Don’t blame all men when your heart breaks

Katie Finlon

“Don’t worry; it gets easier.”

I’ve heard that line more than a few times — from friends, family and even neighbors. And it’s always after I’m back to being single.

They’re not wrong, mind you. It usually does get easier. The problem is that it takes forever for it to get easier.

After landing in this position a few times, I’ve come to realize the following: It doesn’t matter how sane the break-up may be, the following insanity, to some extent, is inevitable.

For example — even if I was happily single, I would never have the uncontrollable urge to buy things from infomercials. But in my current position, all I want to do is to buy the Perfect Tortilla Bowl set and eat all of the taco salads.

Maybe I’ll accomplish all of this on my parents’ couch in my cheetah-print Snuggie while watching Titanic. Maybe I’ll finally participate in the debate about whether Rose can make enough room for Jack to fit on that stupid door.

I’m sure that you might find it cliché that a girl columnist is writing about breaking up. This girl columnist, however, is putting a spin on the usual “men suck” tirade.

Number one: No matter how irrationally mad and borderline psychotic I may be, I will never say that all guys suck, no matter how tempting it might be.

Like it or not, ladies, that’s simply not true. Look at your guy friends or other guys you associate yourselves with. Look at the guy who’s been trying to get you while you dismiss him for another guy who treats you horribly.

Guys, I know you say that we suck, too. And sometimes, we do. The same goes for you — what about the girl who knows you better than you know yourself, and yet you try so hard to pursue the girl who doesn’t even give you the time of day?

Personally, I see it as a cop-out to blame a gender when a breakup had everything to do with a specific problem or a specific person.

Or multiple specific problems.

Also, I know not all girls say this, but number two: I get legitimately angry when a girl says, “I can’t trust any man but my daddy.”

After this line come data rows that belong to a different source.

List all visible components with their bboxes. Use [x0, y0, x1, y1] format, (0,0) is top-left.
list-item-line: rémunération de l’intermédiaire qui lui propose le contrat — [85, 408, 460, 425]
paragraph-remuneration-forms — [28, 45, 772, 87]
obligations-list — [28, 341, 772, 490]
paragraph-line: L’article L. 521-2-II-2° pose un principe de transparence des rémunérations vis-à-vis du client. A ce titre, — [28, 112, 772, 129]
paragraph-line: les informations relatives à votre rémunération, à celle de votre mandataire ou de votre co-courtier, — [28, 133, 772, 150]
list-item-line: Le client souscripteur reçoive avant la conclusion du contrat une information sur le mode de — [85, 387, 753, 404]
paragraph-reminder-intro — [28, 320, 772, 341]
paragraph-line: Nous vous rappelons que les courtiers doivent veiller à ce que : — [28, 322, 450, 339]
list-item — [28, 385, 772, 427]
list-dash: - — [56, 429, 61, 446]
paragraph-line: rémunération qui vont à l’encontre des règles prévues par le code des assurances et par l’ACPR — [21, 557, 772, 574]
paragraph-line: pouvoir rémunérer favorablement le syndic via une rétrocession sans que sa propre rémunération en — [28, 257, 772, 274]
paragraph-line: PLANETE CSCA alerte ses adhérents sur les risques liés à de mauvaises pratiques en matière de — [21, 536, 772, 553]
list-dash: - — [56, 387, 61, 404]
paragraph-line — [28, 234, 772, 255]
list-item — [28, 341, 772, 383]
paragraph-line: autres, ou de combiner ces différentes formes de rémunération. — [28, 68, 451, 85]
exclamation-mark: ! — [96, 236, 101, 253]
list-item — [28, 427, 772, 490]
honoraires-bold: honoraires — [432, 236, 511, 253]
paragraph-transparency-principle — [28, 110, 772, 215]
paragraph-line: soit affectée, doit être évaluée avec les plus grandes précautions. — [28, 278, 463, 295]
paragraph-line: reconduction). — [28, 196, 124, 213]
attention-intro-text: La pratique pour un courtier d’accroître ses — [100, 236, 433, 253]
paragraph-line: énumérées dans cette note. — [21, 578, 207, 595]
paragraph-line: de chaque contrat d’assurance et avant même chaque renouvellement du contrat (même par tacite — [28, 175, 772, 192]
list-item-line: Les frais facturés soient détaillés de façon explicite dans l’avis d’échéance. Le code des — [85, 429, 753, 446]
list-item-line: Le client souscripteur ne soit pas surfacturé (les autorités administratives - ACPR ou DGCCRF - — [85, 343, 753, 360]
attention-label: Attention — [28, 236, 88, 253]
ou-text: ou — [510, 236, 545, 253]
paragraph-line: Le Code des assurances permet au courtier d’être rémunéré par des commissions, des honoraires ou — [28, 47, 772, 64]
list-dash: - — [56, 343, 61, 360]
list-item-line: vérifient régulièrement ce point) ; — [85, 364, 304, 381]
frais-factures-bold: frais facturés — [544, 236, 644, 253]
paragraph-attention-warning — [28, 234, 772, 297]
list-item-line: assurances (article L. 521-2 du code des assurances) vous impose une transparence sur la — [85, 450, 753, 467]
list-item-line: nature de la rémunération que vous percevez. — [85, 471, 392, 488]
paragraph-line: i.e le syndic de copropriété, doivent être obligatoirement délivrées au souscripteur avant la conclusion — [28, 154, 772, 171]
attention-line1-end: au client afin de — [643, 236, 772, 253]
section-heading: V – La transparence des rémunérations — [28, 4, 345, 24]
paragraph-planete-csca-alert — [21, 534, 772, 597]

That’s crap. I’m sure your dad is a good guy, but he’s not perfect. If he’s anything like my dad, he’ll even admit it. But oh my God, if you’re not going to trust people, at least be fair and not discriminatory to a specific sex.

And, while we’re heading in this direction, let’s talk about standards.

I have a certain vendetta against Nicholas Sparks within this realm. Number three: Not every guy will be like the male protagonists from The Notebook and The Last Song. Simply put, it’s fiction for a reason.

My intention isn’t to make you as bitter as I am, especially at the moment. It’s just a reminder that, after sitting on the couch writing about a recently single routine, you need to get up and be realistic about what you want – not what you think should happen.